It's been 10 years since researchers of the Women's Health Initiative, a large randomized, controlled trial on hormone therapy sponsored by the National Institutes of Health, announced their first findings: that the health risks outweighed the benefits of estrogen plus progestin hormone therapy (HT) in postmenopausal women. Since then, additional research has advanced the understanding of the benefits and risks. JoAnn Manson, one of the study's lead investigators and a professor of medicine at Harvard Medical School, is the president of the North American Menopause Society. She spoke with USA TODAY'sJanice Lloyd about what women need to know to get through the challenging time and to protect their health.
Q: Millions of women stopped taking hormone therapy as a result of the study 10 years ago. Was that a good thing?
A: Although the pendulum may have swung too far, it was a good thing that many women who were inappropriate candidates for HT stopped taking the medications. For example, it was fortunate that many women at high risk of heart attack, stroke, and breast cancer stopped taking HT. However, even young, newly menopausal, and healthy women with significant hot flashes and other symptoms became afraid to seek treatment. Also, many, many clinicians no longer prescribe, or know how to prescribe. This isn't a good situation for young women who are having severe menopausal symptoms. They're going to have trouble finding clinicians who will help them make the most informed decision.
Q: Critics fault the Women's Health Initiative (WHI) for using mostly older women who wouldn't benefit from hormone therapy. But what do you think was one of the biggest takeaways from that study?
A: WHI deserves credit for stopping what was becoming common practice of starting hormone therapy in older women who were at high risk for heart disease because we found it failed to protect them from heart disease, stroke or dementia, and actually increased their risk. We also learned there are major differences in the benefit-risk profile of estrogen alone — used by women who have had a hysterectomy — and estrogen plus progestin, used by women who have an intact uterus. The balance of benefits and risk was more favorable with estrogen alone.
Q: Was the study flawed in any way?
A: It's fortunate there was a broad range of age groups so we could assess differences by age, but unfortunate there were not more women in the younger age group so we'd have a clearer understanding of the results for younger women seeking relief from menopausal symptoms.
Q: What has been learned since 2002 about who is most likely to benefit from hormone replacement therapy?
A: It's become very clear that a "one size fits all" approach is not appropriate. The WHI has pointed the way to more individualized decision making and health care.
Q: Can you describe a woman likely to get the most benefit?

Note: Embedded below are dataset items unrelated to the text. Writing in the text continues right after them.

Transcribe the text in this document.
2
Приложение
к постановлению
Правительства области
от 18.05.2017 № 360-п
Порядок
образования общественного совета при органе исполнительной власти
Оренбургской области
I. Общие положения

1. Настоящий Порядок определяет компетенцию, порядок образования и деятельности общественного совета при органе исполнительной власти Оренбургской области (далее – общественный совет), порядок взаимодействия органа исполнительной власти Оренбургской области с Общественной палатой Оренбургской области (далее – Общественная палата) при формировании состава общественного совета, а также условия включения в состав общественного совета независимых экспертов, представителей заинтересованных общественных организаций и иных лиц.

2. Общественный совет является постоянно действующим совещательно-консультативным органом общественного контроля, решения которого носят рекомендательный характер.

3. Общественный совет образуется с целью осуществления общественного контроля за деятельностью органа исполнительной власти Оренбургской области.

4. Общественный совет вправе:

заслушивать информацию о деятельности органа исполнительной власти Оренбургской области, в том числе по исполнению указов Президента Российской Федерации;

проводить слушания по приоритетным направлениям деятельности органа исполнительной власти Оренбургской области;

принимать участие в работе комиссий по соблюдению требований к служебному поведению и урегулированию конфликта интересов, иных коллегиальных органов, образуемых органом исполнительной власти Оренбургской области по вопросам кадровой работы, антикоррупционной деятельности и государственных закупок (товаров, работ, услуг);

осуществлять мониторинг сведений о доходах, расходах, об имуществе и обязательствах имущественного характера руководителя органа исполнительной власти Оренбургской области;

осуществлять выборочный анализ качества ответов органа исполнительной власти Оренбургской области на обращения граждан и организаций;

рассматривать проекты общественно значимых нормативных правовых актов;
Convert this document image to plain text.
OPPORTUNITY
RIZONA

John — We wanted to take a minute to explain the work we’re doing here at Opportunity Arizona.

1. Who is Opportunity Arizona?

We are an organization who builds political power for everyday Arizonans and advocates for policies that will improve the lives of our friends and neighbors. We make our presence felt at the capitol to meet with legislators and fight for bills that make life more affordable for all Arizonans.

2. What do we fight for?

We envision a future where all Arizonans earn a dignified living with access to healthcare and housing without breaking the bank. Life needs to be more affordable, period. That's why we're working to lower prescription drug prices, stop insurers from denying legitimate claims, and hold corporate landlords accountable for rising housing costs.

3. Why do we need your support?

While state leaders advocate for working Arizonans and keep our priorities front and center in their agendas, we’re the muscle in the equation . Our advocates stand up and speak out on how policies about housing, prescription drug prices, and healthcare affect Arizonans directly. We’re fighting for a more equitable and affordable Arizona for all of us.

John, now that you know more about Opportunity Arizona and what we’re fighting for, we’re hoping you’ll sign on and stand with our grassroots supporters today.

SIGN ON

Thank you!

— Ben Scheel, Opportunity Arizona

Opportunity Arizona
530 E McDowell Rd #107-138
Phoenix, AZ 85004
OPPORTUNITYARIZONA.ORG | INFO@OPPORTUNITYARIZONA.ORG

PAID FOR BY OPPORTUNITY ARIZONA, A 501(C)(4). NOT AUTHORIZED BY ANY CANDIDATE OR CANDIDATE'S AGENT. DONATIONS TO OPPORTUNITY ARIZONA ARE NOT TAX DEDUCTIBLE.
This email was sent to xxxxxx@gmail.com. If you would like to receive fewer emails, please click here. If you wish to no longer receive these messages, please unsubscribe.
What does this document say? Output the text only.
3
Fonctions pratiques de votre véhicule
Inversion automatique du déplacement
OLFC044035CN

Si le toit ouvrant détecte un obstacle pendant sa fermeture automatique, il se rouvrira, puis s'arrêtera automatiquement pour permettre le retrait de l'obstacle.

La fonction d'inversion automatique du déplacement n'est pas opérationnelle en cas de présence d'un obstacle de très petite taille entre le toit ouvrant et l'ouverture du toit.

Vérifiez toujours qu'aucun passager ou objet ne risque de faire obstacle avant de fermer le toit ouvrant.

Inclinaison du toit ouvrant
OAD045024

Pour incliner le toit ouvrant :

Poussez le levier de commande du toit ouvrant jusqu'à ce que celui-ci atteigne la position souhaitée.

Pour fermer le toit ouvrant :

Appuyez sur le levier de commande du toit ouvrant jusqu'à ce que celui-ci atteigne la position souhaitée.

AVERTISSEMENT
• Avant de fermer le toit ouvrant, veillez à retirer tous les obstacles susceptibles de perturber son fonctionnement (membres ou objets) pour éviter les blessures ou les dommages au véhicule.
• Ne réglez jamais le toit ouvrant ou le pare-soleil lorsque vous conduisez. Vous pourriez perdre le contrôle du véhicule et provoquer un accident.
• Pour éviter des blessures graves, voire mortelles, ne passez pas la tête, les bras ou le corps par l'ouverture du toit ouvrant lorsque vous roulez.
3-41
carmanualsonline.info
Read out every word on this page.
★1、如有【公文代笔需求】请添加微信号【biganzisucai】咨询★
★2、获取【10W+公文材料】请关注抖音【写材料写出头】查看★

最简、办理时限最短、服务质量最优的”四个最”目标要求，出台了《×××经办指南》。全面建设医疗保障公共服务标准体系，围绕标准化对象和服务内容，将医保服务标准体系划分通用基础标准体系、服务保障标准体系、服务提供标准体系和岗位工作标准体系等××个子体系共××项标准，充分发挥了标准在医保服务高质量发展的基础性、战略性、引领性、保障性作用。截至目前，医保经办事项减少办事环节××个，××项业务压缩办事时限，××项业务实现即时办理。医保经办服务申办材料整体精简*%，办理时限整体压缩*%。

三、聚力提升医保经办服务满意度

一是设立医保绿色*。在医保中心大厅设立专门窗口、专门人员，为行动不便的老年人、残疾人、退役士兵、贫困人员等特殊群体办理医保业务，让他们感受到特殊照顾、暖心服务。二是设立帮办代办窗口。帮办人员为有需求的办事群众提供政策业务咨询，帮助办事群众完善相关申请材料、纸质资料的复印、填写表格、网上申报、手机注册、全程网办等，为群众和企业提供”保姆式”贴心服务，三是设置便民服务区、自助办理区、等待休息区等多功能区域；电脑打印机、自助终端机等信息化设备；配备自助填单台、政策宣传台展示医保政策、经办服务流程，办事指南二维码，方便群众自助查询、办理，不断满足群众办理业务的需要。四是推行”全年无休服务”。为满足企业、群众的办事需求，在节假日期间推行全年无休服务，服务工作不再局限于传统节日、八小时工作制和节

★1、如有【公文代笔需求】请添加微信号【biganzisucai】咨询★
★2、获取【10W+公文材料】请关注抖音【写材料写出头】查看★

A She is newly menopausal, within five years of onset of menopause, and in generally good health and with few risk factors for heart disease or breast cancer. For example, she would be a nonsmoker, not obese and does not have diabetes or poorly controlled blood pressure. That is the optimal candidate. But an optimal candidate would also have moderate or severe hot flashes or other menopausal symptoms, so she'd have a clear indication for treatment. From a breast cancer standpoint, she would not have first-degree relatives (mother, sister) with breast cancer and would not be known to have the BRCA1 or BRCA2 gene. (Women who have inherited mutations in these genes have a higher risk of developing breast cancer and ovarian cancer.) Even though that's the optimal candidate, I don't want to suggest that these are the only women who would benefit from HT or be considered for treatment.
Q: What length of time is safe for HT?
A: We usually advise women and their clinicians to avoid more than five years of estrogen plus progestin because of the risk of breast cancer. Estrogen alone did not increase the risk of breast cancer in the WHI over seven years and may be used for that time period, or even longer if needed.
Q: What if a woman has mild menopause symptoms but wants to also take it for bone protection?
A: We don't generally recommend a woman start or continue on HT just for bone protection. The reason is, once you discontinue estrogen there is accelerated bone loss. If a woman is taking estrogen in her 50s by the time she gets to her 70s or 80s, when risk of osteoporotic fracture is greatest, she'll retain only a limited benefit (from HT). And we wouldn't recommend using estrogen plus progestin for 20-30 years for bone benefit because that would put women at increased risk for breast cancer and stroke. Other strategies are available for bone protection.
Q: If a woman wants to re-evaluate her decision about HT, how does she get started?
A: The website for the North American Menopause Society provides a great deal of information for patients and their clinicians. Finding a good clinician who is up to date on HT research and has experience prescribing these medications can be a challenge. The NAMS website (menopause.org) lets people know which clinicians in their zip code area have extra training and interest in menopausal issues and are NAMS certified menopause practitioners (NCMPS).
Q: What important research is in the pipeline?
A: We need more information on different formulations and doses of HT. The results of the Kronos Early Estrogen Prevention Study will be presented at the North American Menopause Society meeting in October. KEEPS is a study of 727 women who were within three years of the onset of menopause (42 to 58 years old) when they enrolled in the HT trial. KEEPS is looking at a number of outcomes, including whether early estrogen prevents or delays atherosclerosis and improves cognitive function or quality of life. It's also comparing different formulations of treatment.